Cette explication avait été tardive, à l’insu même du bon Christian. Ce n’était pas sans un mélange de terreur et de mortelle répugnance que le vieux seigneur avait sacrifié au bonheur de son fils toutes les idées de sa vie, tous les principes de sa caste ; et lorsque, après une longue et pénible lutte avec Albert et avec lui-même, il avait consommé le sacrifice, la ratification absolue d’un acte si terrible n’avait pu arriver sans effort de son cœur à ses lèvres.

Consuelo le pressentit ou le devina ; car au moment où Christian parut renoncer à la faire consentir à ce mariage, il y eut certainement sur le visage du vieillard une expression de joie involontaire, mêlée à celle d’une étrange consternation.
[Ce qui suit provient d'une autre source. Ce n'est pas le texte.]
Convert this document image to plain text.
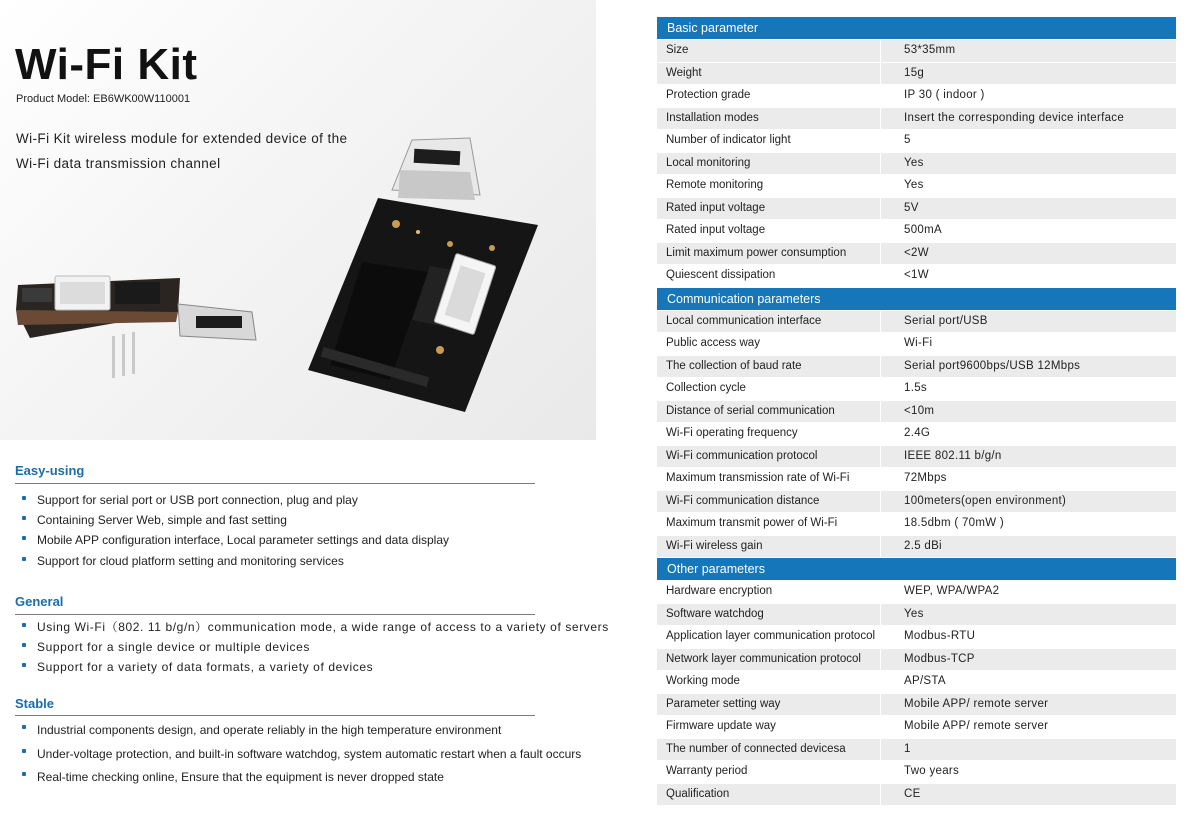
Wi-Fi Kit
Product Model: EB6WK00W110001
Wi-Fi Kit wireless module for extended device of the
Wi-Fi data transmission channel
Easy-using
Support for serial port or USB port connection, plug and play
Containing Server Web, simple and fast setting
Mobile APP configuration interface, Local parameter settings and data display
Support for cloud platform setting and monitoring services
General
Using Wi-Fi（802. 11 b/g/n）communication mode, a wide range of access to a variety of servers
Support for a single device or multiple devices
Support for a variety of data formats, a variety of devices
Stable
Industrial components design, and operate reliably in the high temperature environment
Under-voltage protection, and built-in software watchdog, system automatic restart when a fault occurs
Real-time checking online, Ensure that the equipment is never dropped state
Basic parameter
Size	53*35mm
Weight	15g
Protection grade	IP 30 ( indoor )
Installation modes	Insert the corresponding device interface
Number of indicator light	5
Local monitoring	Yes
Remote monitoring	Yes
Rated input voltage	5V
Rated input voltage	500mA
Limit maximum power consumption	<2W
Quiescent dissipation	<1W
Communication parameters
Local communication interface	Serial port/USB
Public access way	Wi-Fi
The collection of baud rate	Serial port9600bps/USB 12Mbps
Collection cycle	1.5s
Distance of serial communication	<10m
Wi-Fi operating frequency	2.4G
Wi-Fi communication protocol	IEEE 802.11 b/g/n
Maximum transmission rate of Wi-Fi	72Mbps
Wi-Fi communication distance	100meters(open environment)
Maximum transmit power of Wi-Fi	18.5dbm ( 70mW )
Wi-Fi wireless gain	2.5 dBi
Other parameters
Hardware encryption	WEP, WPA/WPA2
Software watchdog	Yes
Application layer communication protocol	Modbus-RTU
Network layer communication protocol	Modbus-TCP
Working mode	AP/STA
Parameter setting way	Mobile APP/ remote server
Firmware update way	Mobile APP/ remote server
The number of connected devicesa	1
Warranty period	Two years
Qualification	CE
En un instant Consuelo comprit sa situation, et une fierté peut-être un peu trop personnelle lui inspira de l’éloignement pour le parti qu’on lui proposait.

« Vous voulez que je devienne la femme du comte Albert ! dit-elle encore étourdie d’une offre si étrange. Vous consentiriez à m’appeler votre fille, à me faire porter votre nom, à me présenter à vos parents, à vos amis ?… Ah ! monseigneur ! combien vous aimez votre fils, et combien votre fils doit vous aimer !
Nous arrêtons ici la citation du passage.